Clinic patients who spoke limited English struggled to set up and use platforms like Zoom for health visits, the researchers found. “Things like not being able to read FAQs,” Payán says. “There’s reliance on either clinic personnel, staff, or family members — like kids, who are helping their parents get connected to video visits.”

“There’s reliance on either clinic personnel, staff or family members”

Even if information on a platform was translated into other languages, it was often translated badly. “Patients said, ‘I went into the FAQs in Spanish, and I have high fluency and a high reading level in Spanish, and it made no sense because it was such a poor translation,’” Payán says.

Integrating third-party interpreters for non-English speaking patients into telehealth platforms was also difficult, Payán says. It’s a logistical challenge to add a third person to a phone or video call, particularly in platforms that aren’t set up to support external interpreting services. That can mean additional delays to care. Even something simple like a patient getting a call from a number they didn’t recognize — and didn’t want to answer — could derail the process. And having those interpretation services are key for good care: people who speak limited English are at risk of bad health outcomes without them because they can’t understand their medical providers as well.

Luckily, at the clinics Payan spoke with, many doctors and clinic staff were bilingual — they were able to talk with patients in their first language. It showed how much recruiting and retaining staff from the same communities as the patients can help build trust and improve care, particularly during challenging times, Payan says. “It is very important that [the doctor] speaks the same language because that way, we understand each other,” one Spanish-speaking patient said in a study interview.

“With that older population, it is a little bit more difficult because they don’t know how to use the technology”

But even without language barriers getting in the way, many patients didn’t have the digital literacy to navigate telemedicine, didn’t have devices that could use the telehealth tools, or didn’t have good enough internet access to connect with a provider. “With that older population, it is a little bit more difficult because they don’t know how to use the technology or they need the assistance of their relatives,” one care coordinator said in a study interview. Unhoused patients were also particularly hard to reach because they didn’t have reliable phone or internet connections.

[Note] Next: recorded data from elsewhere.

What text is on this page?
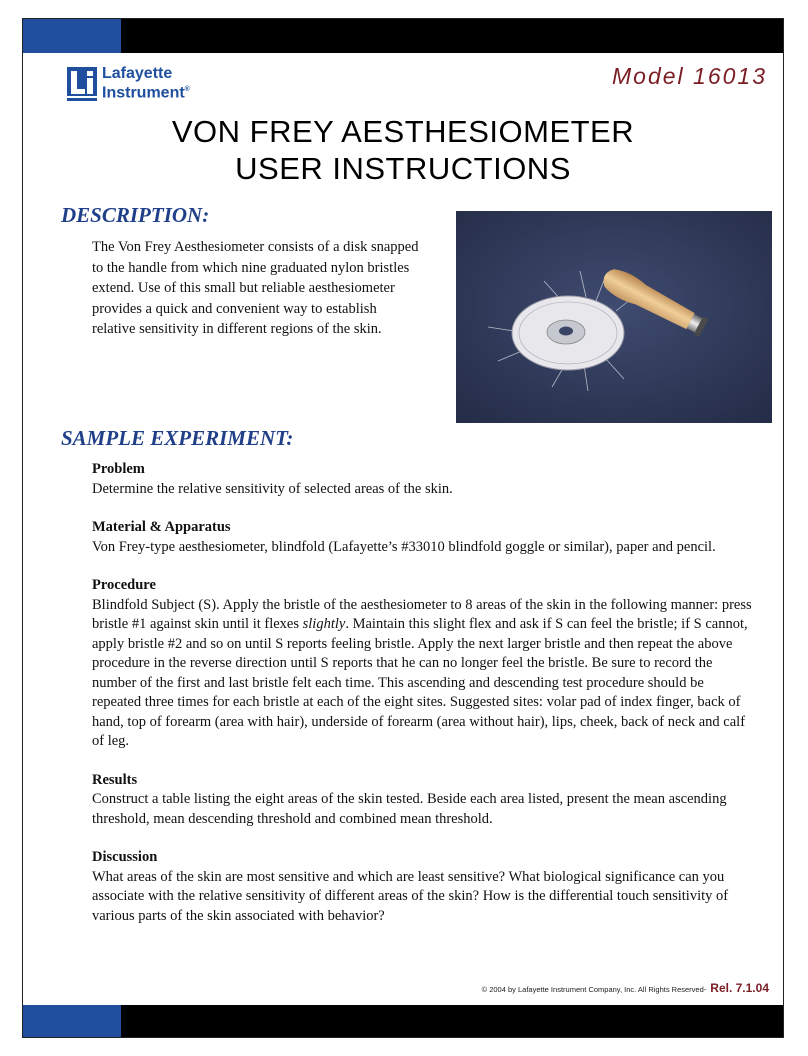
Lafayette
Instrument®
Model 16013
VON FREY AESTHESIOMETER
USER INSTRUCTIONS
DESCRIPTION:
The Von Frey Aesthesiometer consists of a disk snapped to the handle from which nine graduated nylon bristles extend. Use of this small but reliable aesthesiometer provides a quick and convenient way to establish relative sensitivity in different regions of the skin.
SAMPLE EXPERIMENT:
Problem

Determine the relative sensitivity of selected areas of the skin.

Material & Apparatus

Von Frey-type aesthesiometer, blindfold (Lafayette’s #33010 blindfold goggle or similar), paper and pencil.

Procedure

Blindfold Subject (S). Apply the bristle of the aesthesiometer to 8 areas of the skin in the following manner: press bristle #1 against skin until it flexes slightly. Maintain this slight flex and ask if S can feel the bristle; if S cannot, apply bristle #2 and so on until S reports feeling bristle. Apply the next larger bristle and then repeat the above procedure in the reverse direction until S reports that he can no longer feel the bristle. Be sure to record the number of the first and last bristle felt each time. This ascending and descending test procedure should be repeated three times for each bristle at each of the eight sites. Suggested sites: volar pad of index finger, back of hand, top of forearm (area with hair), underside of forearm (area without hair), lips, cheek, back of neck and calf of leg.

Results

Construct a table listing the eight areas of the skin tested. Beside each area listed, present the mean ascending threshold, mean descending threshold and combined mean threshold.

Discussion

What areas of the skin are most sensitive and which are least sensitive? What biological significance can you associate with the relative sensitivity of different areas of the skin? How is the differential touch sensitivity of various parts of the skin associated with behavior?

© 2004 by Lafayette Instrument Company, Inc. All Rights Reserved- Rel. 7.1.04
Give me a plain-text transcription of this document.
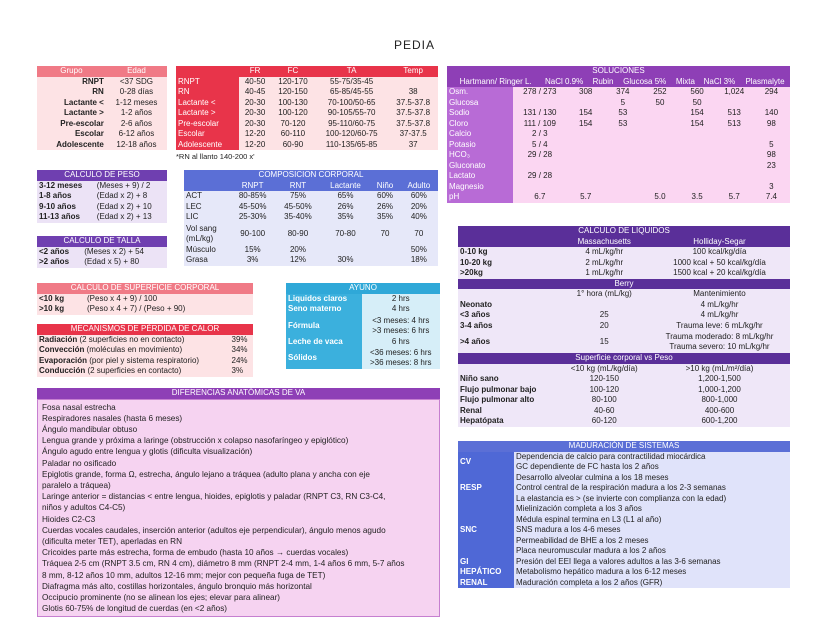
PEDIA
Grupo	Edad
RNPT	<37 SDG
RN	0-28 días
Lactante <	1-12 meses
Lactante >	1-2 años
Pre-escolar	2-6 años
Escolar	6-12 años
Adolescente	12-18 años
	FR	FC	TA	Temp
RNPT	40-50	120-170	55-75/35-45	
RN	40-45	120-150	65-85/45-55	38
Lactante <	20-30	100-130	70-100/50-65	37.5-37.8
Lactante >	20-30	100-120	90-105/55-70	37.5-37.8
Pre-escolar	20-30	70-120	95-110/60-75	37.5-37.8
Escolar	12-20	60-110	100-120/60-75	37-37.5
Adolescente	12-20	60-90	110-135/65-85	37
*RN al llanto 140-200 x'
SOLUCIONES
	Hartmann/ Ringer L.	NaCl 0.9%	Rubin	Glucosa 5%	Mixta	NaCl 3%	Plasmalyte
Osm.	278 / 273	308	374	252	560	1,024	294
Glucosa			5	50	50		
Sodio	131 / 130	154	53		154	513	140
Cloro	111 / 109	154	53		154	513	98
Calcio	2 / 3						
Potasio	5 / 4						5
HCO₃	29 / 28						98
Gluconato							23
Lactato	29 / 28						
Magnesio							3
pH	6.7	5.7		5.0	3.5	5.7	7.4
CALCULO DE PESO	
3-12 meses	(Meses + 9) / 2
1-8 años	(Edad x 2) + 8
9-10 años	(Edad x 2) + 10
11-13 años	(Edad x 2) + 13
CALCULO DE TALLA	
<2 años	(Meses x 2) + 54
>2 años	(Edad x 5) + 80
COMPOSICION CORPORAL					
	RNPT	RNT	Lactante	Niño	Adulto
ACT	80-85%	75%	65%	60%	60%
LEC	45-50%	45-50%	26%	26%	20%
LIC	25-30%	35-40%	35%	35%	40%
Vol sang (mL/kg)	90-100	80-90	70-80	70	70
Músculo	15%	20%			50%
Grasa	3%	12%	30%		18%
CALCULO DE SUPERFICIE CORPORAL	
<10 kg	(Peso x 4 + 9) / 100
>10 kg	(Peso x 4 + 7) / (Peso + 90)
MECANISMOS DE PÉRDIDA DE CALOR	
Radiación (2 superficies no en contacto)	39%
Convección (moléculas en movimiento)	34%
Evaporación (por piel y sistema respiratorio)	24%
Conducción (2 superficies en contacto)	3%
AYUNO	
Liquidos claros	2 hrs
Seno materno	4 hrs
Fórmula	<3 meses: 4 hrs
>3 meses: 6 hrs

Leche de vaca	6 hrs
Sólidos	<36 meses: 6 hrs
>36 meses: 8 hrs
DIFERENCIAS ANATÓMICAS DE VA
Fosa nasal estrecha
Respiradores nasales (hasta 6 meses)
Ángulo mandibular obtuso
Lengua grande y próxima a laringe (obstrucción x colapso nasofaríngeo y epiglótico)
Ángulo agudo entre lengua y glotis (dificulta visualización)
Paladar no osificado
Epiglotis grande, forma Ω, estrecha, ángulo lejano a tráquea (adulto plana y ancha con eje
paralelo a tráquea)
Laringe anterior = distancias < entre lengua, hioides, epiglotis y paladar (RNPT C3, RN C3-C4,
niños y adultos C4-C5)
Hioides C2-C3
Cuerdas vocales caudales, inserción anterior (adultos eje perpendicular), ángulo menos agudo
(dificulta meter TET), aperladas en RN
Cricoides parte más estrecha, forma de embudo (hasta 10 años → cuerdas vocales)
Tráquea 2-5 cm (RNPT 3.5 cm, RN 4 cm), diámetro 8 mm (RNPT 2-4 mm, 1-4 años 6 mm, 5-7 años
8 mm, 8-12 años 10 mm, adultos 12-16 mm; mejor con pequeña fuga de TET)
Diafragma más alto, costillas horizontales, ángulo bronquio más horizontal
Occipucio prominente (no se alinean los ejes; elevar para alinear)
Glotis 60-75% de longitud de cuerdas (en <2 años)
CALCULO DE LIQUIDOS		
	Massachusetts	Holliday-Segar
0-10 kg	4 mL/kg/hr	100 kcal/kg/día
10-20 kg	2 mL/kg/hr	1000 kcal + 50 kcal/kg/día
>20kg	1 mL/kg/hr	1500 kcal + 20 kcal/kg/día
Berry		
	1° hora (mL/kg)	Mantenimiento
Neonato		4 mL/kg/hr
<3 años	25	4 mL/kg/hr
3-4 años	20	Trauma leve: 6 mL/kg/hr
>4 años	15	Trauma moderado: 8 mL/kg/hr
Trauma severo: 10 mL/kg/hr

Superficie corporal vs Peso		
	<10 kg (mL/kg/día)	>10 kg (mL/m²/día)
Niño sano	120-150	1,200-1,500
Flujo pulmonar bajo	100-120	1,000-1,200
Flujo pulmonar alto	80-100	800-1,000
Renal	40-60	400-600
Hepatópata	60-120	600-1,200
MADURACIÓN DE SISTEMAS	
CV	Dependencia de calcio para contractilidad miocárdica
	GC dependiente de FC hasta los 2 años
RESP	Desarrollo alveolar culmina a los 18 meses
	Control central de la respiración madura a los 2-3 semanas
	La elastancia es > (se invierte con complianza con la edad)
SNC	Mielinización completa a los 3 años
	Médula espinal termina en L3 (L1 al año)
	SNS madura a los 4-6 meses
	Permeabilidad de BHE a los 2 meses
	Placa neuromuscular madura a los 2 años
GI	Presión del EEI llega a valores adultos a las 3-6 semanas
HEPÁTICO	Metabolismo hepático madura a los 6-12 meses
RENAL	Maduración completa a los 2 años (GFR)
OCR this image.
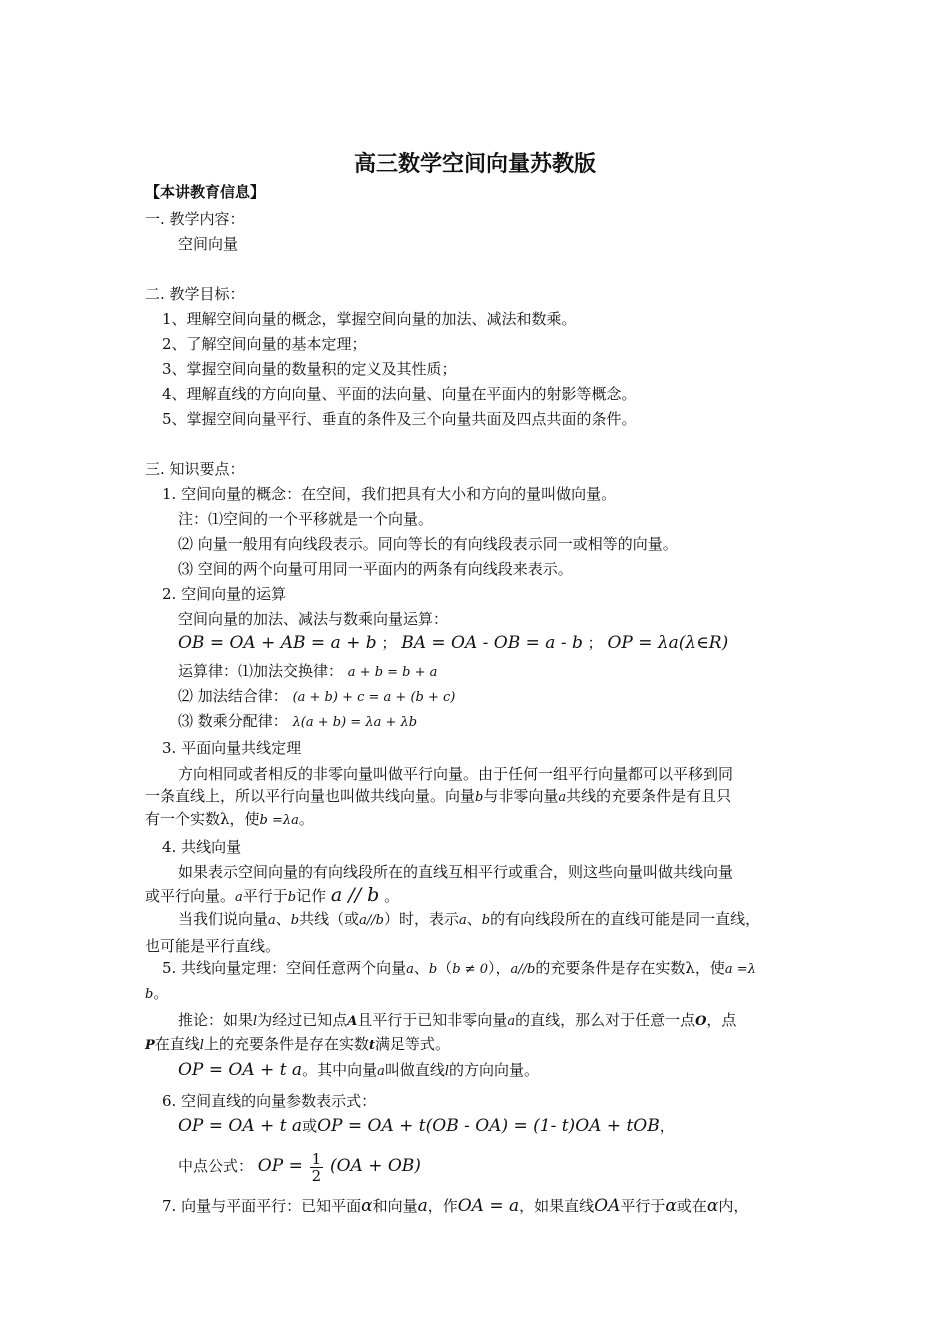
高三数学空间向量苏教版
【本讲教育信息】
一. 教学内容：
空间向量
二. 教学目标：
1、理解空间向量的概念，掌握空间向量的加法、减法和数乘。
2、了解空间向量的基本定理；
3、掌握空间向量的数量积的定义及其性质；
4、理解直线的方向向量、平面的法向量、向量在平面内的射影等概念。
5、掌握空间向量平行、垂直的条件及三个向量共面及四点共面的条件。
三. 知识要点：
1. 空间向量的概念：在空间，我们把具有大小和方向的量叫做向量。
注：⑴空间的一个平移就是一个向量。
⑵ 向量一般用有向线段表示。同向等长的有向线段表示同一或相等的向量。
⑶ 空间的两个向量可用同一平面内的两条有向线段来表示。
2. 空间向量的运算
空间向量的加法、减法与数乘向量运算：
OB = OA + AB = a + b ； BA = OA - OB = a - b ； OP = λa(λ∈R)
运算律：⑴加法交换律： a + b = b + a
⑵ 加法结合律： (a + b) + c = a + (b + c)
⑶ 数乘分配律： λ(a + b) = λa + λb
3. 平面向量共线定理
方向相同或者相反的非零向量叫做平行向量。由于任何一组平行向量都可以平移到同
一条直线上，所以平行向量也叫做共线向量。向量b与非零向量a共线的充要条件是有且只
有一个实数λ，使b =λa。
4. 共线向量
如果表示空间向量的有向线段所在的直线互相平行或重合，则这些向量叫做共线向量
或平行向量。a平行于b记作 a // b 。
当我们说向量a、b共线（或a//b）时，表示a、b的有向线段所在的直线可能是同一直线，
也可能是平行直线。
5. 共线向量定理：空间任意两个向量a、b（b ≠ 0），a//b的充要条件是存在实数λ，使a =λ
b。
推论：如果l为经过已知点A且平行于已知非零向量a的直线，那么对于任意一点O，点
P在直线l上的充要条件是存在实数t满足等式。
OP = OA + t a。其中向量a叫做直线l的方向向量。
6. 空间直线的向量参数表示式：
OP = OA + t a或OP = OA + t(OB - OA) = (1- t)OA + tOB，
中点公式： OP = $\frac{1}{2} (OA + OB)$
7. 向量与平面平行：已知平面α和向量a，作OA = a，如果直线OA平行于α或在α内，
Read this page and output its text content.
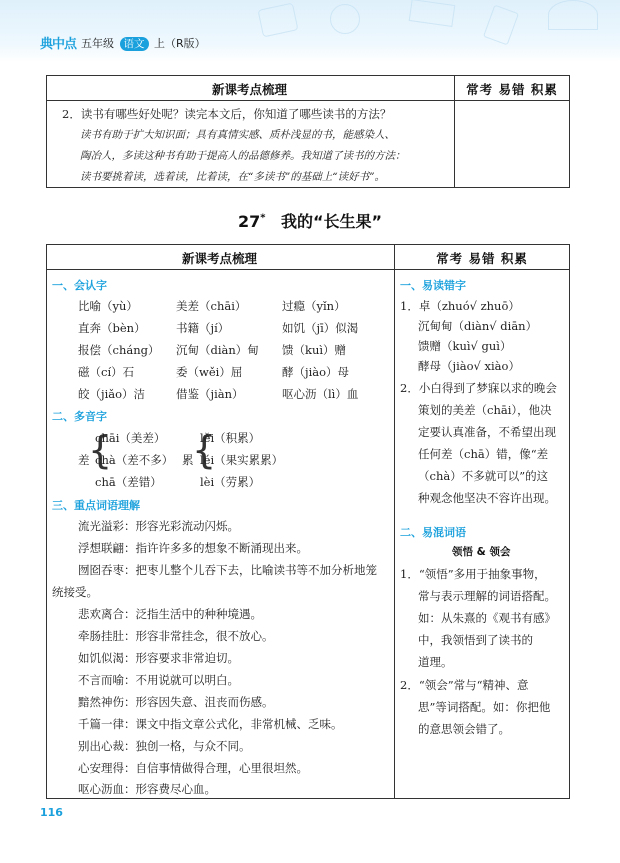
典中点 五年级 语文 上（R版）
新课考点梳理	常考 易错 积累
2．读书有哪些好处呢？读完本文后，你知道了哪些读书的方法？
读书有助于扩大知识面；具有真情实感、质朴浅显的书，能感染人、
陶冶人，多读这种书有助于提高人的品德修养。我知道了读书的方法：
读书要挑着读，选着读，比着读，在“多读书”的基础上“读好书”。
27* 我的“长生果”
新课考点梳理	常考 易错 积累
一、会认字
比喻（yù）	美差（chāi）	过瘾（yǐn）
直奔（bèn）	书籍（jí）	如饥（jī）似渴
报偿（cháng） 沉甸（diàn）甸 馈（kuì）赠
磁（cí）石	委（wěi）屈	酵（jiào）母
皎（jiǎo）洁	借鉴（jiàn）	呕心沥（lì）血
二、多音字
差
{
chāi（美差）
chà（差不多）
chā（差错）
累
{
lěi（积累）
léi（果实累累）
lèi（劳累）
三、重点词语理解
流光溢彩：形容光彩流动闪烁。
浮想联翩：指许许多多的想象不断涌现出来。
囫囵吞枣：把枣儿整个儿吞下去，比喻读书等不加分析地笼
统接受。
悲欢离合：泛指生活中的种种境遇。
牵肠挂肚：形容非常挂念，很不放心。
如饥似渴：形容要求非常迫切。
不言而喻：不用说就可以明白。
黯然神伤：形容因失意、沮丧而伤感。
千篇一律：课文中指文章公式化，非常机械、乏味。
别出心裁：独创一格，与众不同。
心安理得：自信事情做得合理，心里很坦然。
呕心沥血：形容费尽心血。
一、易读错字
1．卓（zhuó√ zhuō）
沉甸甸（diàn√ diān）
馈赠（kuì√ guì）
酵母（jiào√ xiào）
2．小白得到了梦寐以求的晚会
策划的美差（chāi），他决
定要认真准备，不希望出现
任何差（chā）错，像“差
（chà）不多就可以”的这
种观念他坚决不容许出现。
二、易混词语
领悟 & 领会
1．“领悟”多用于抽象事物，
常与表示理解的词语搭配。
如：从朱熹的《观书有感》
中，我领悟到了读书的
道理。
2．“领会”常与“精神、意
思”等词搭配。如：你把他
的意思领会错了。
116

Phone visits, without a video component, were far more accessible to older patients and patients who spoke limited English. They were great resources for patients and helped connect them with medical care. But they don’t have all the benefits of video calls — like letting a doctor see a patient’s body language or getting a sense of their environment. “Saying, well, we can’t figure out the technology piece, so let’s just do let’s just do audio — I don’t think that’s good enough,” Jorge Rodriguez, a health technology equity researcher at Brigham and Women’s Hospital in Boston, told The Verge in 2020.

The findings of the study show how important it is for telehealth platforms to consider their most vulnerable users while developing tools. People who speak languages other than English should be included in pilot tests, for example, Payán says.

“Increasingly, the focus in Silicon Valley is on diversity, equity inclusion, this is clearly it — are you actually meeting the needs of a diverse set of patients?” she says.

Some smaller groups and entrepreneurs in digital health are working to expand internet access and improve digital health tools for vulnerable groups, Payán says. But it’ll take big platforms with high use getting on board to drive major changes. “The onus is on them to really pilot test and prioritize the development of high-quality language services,” she says.